Three wounded after rockets land near Kabul police academy in IS-claimed attack
2 min read
24 July, 2018
Afghanistan's capital has been struck by a rocket attack just two days after a deadly suicide bombing at the city's international airport.
The Afghan capital was hit with a deadly suicide blast on Sunday [AFP]

At least three people were wounded in Kabul on Tuesday after three rockets were fired into the Afghan capital, police said.

The rockets landed in residential areas "near the mountains in PD5 (police district)" in the west of the city, police spokesman Hashmat Stanikzai said. It is not clear if a nearby police academy was the intended target.

Police have been deployed to find the launch site, Stanikzai added.

No group has come forward to claim responsibility.

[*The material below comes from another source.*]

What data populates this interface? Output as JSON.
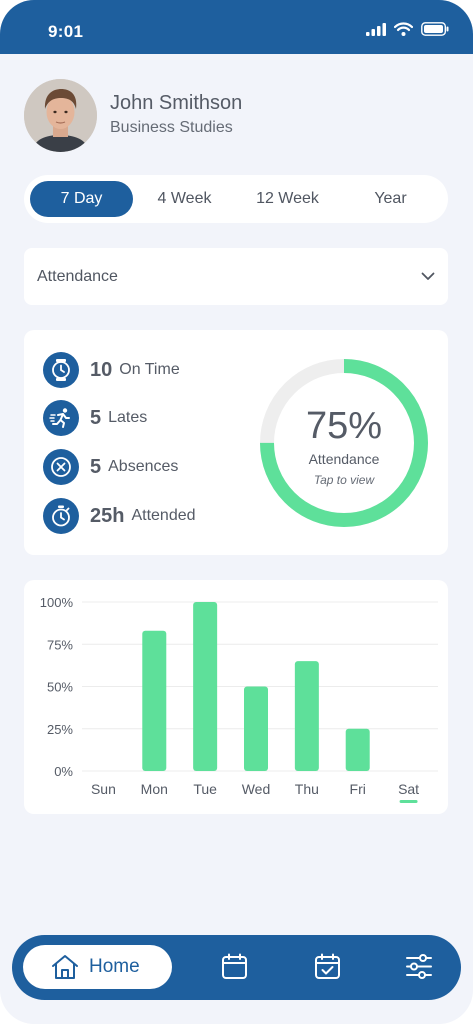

The rocket attacks come just two days after a suicide bomber killed 23 people and wounded a further 107 near Kabul international airport.

Sunday's attack was claimed by the Islamic State group (IS), which said it had targeted Afghan Vice President Abdul Rashid Dostum, who returned to Kabul after more than a year in exile.

Scores of government officials, political leaders and supporters had gone to the airport to welcome home Dostum, a powerful ethnic Uzbek leader and former warlord.

Dostum was unharmed in the attack, his armoured vehicle having already whisked him away when the bomber struck.

The attacks also came a day after top US commanders told reporters in Kabul that they were seeing progress in the nearly 17-year war.

General Joseph Votel, who heads the Central Command that oversees US operations in the region, expressed "cautious optimism" that President Donald Trump's South Asia strategy was working.

As evidence, Votel pointed to the Afghan government's unilateral ceasefire last month that was reciprocated by the Taliban for three days - the first formal nationwide truce since the war started.

"Our campaign approach of (increasing) military pressure provided the time and space for diplomatic and social pressure to pursue this opportunity," Votel said.